Our potter concentrating on the wheel.

  • What inspired you to get into pottery?

I can trace back my first brush with pottery being a workshop organised for making eco-friendly Ganesha statues. This was what introduced me to the environment-friendly life and led me to learn ceramics and glass design in my post-grad. 

Tool and the wheel – top view

the kiln – used for the firing stage.

  • Tell us a little bit about the general pottery process.

Pottery involves all the elements, earth, fire, water and air. Earth and water make the clay and it is what you use to mould your pieces. Air is how the pottery dries and fire is the firing process that a clay pot goes through to bake and become the beautiful final ware.

  • Why pottery and how does it affect your perspective to the world?

The pottery making process teaches you a lot of life lessons in the most subtle and harsh ways. It looks very simple and easy when someone else is doing it but when you try your hand, that’s when you realise it’s not as it looks. 

Every time a new person comes to learn pottery at Claystation, the first thing we would prepare them for is the fact that the piece you make with so much love and care might just break at any time because of all the variables which go with creating something natural, so don’t be attached to it. 

But once you let go and give in to the process, it gives you a time out from everything else going on, and you’re involved in the soothing rotations and the feel of clay. Pottery serves as therapy for me. 

Endless ceramic designs.

  • Do you have any childhood pottery memories? Does it have a connection to your roots?

As a kid, in my grandparents’ house in Kerala, I was that kid who made clay cakes and house from the wet sand and small utensils from the kitchen and anything else I could find.

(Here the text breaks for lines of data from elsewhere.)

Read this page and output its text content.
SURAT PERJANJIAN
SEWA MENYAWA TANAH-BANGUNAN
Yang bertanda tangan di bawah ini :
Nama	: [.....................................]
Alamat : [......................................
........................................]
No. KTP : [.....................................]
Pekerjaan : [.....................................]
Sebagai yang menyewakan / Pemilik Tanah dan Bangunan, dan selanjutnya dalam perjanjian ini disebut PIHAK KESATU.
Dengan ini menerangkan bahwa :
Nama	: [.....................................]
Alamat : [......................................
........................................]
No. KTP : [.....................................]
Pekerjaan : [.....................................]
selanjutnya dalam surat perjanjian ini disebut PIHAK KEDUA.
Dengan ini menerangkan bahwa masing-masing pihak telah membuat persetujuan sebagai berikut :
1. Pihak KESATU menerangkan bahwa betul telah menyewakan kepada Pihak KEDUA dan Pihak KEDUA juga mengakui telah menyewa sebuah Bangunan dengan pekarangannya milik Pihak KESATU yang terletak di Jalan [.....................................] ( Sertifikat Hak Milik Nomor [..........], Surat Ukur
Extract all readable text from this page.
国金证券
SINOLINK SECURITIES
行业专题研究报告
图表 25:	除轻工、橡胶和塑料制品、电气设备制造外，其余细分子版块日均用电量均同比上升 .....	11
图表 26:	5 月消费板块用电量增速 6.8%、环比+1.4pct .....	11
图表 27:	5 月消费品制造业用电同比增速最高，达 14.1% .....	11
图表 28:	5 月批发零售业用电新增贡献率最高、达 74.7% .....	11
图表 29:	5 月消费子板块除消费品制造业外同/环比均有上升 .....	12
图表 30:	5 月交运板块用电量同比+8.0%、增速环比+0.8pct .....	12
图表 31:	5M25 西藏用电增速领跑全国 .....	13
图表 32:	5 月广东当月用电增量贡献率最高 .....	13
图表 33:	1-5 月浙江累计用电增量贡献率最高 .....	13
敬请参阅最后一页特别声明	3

So I guess in a way I always had a thing for clay or being able to use my hands to create things. It’s odd how you don’t even realise these connections until you truly reflect on them. We should never lose our childhood memories. They were you in the purest of form, maybe you could look back and try to pick up things that made you happy back then. 

Ceramic design and glazing

Porcelain forms – minimalist design

  • How is it like being a full-time potter?

Pottery doesn’t take a lot of your time and I believe that you need to make things when you’re in the mood and fresh. You can never over-stress yourself with pottery. It never works. Everything you make when you’re stressing about it will never take form. Every piece has its own easy parts and hard parts. Sometimes the tiniest things feel like the hardest and at times the easiest.   

  • What is the hardest and best part of being a potter?

The hard part is when you spend hours on a ware and it breaks at any stage. Even at times if it makes it out of the kiln all good. It breaks in transport. That’s still heartbreaking. But I love what I do and everything about it. I’m very glad I stumbled onto this path and I’m extremely happy about the people I have met along the way who inspire me and teach me to be better!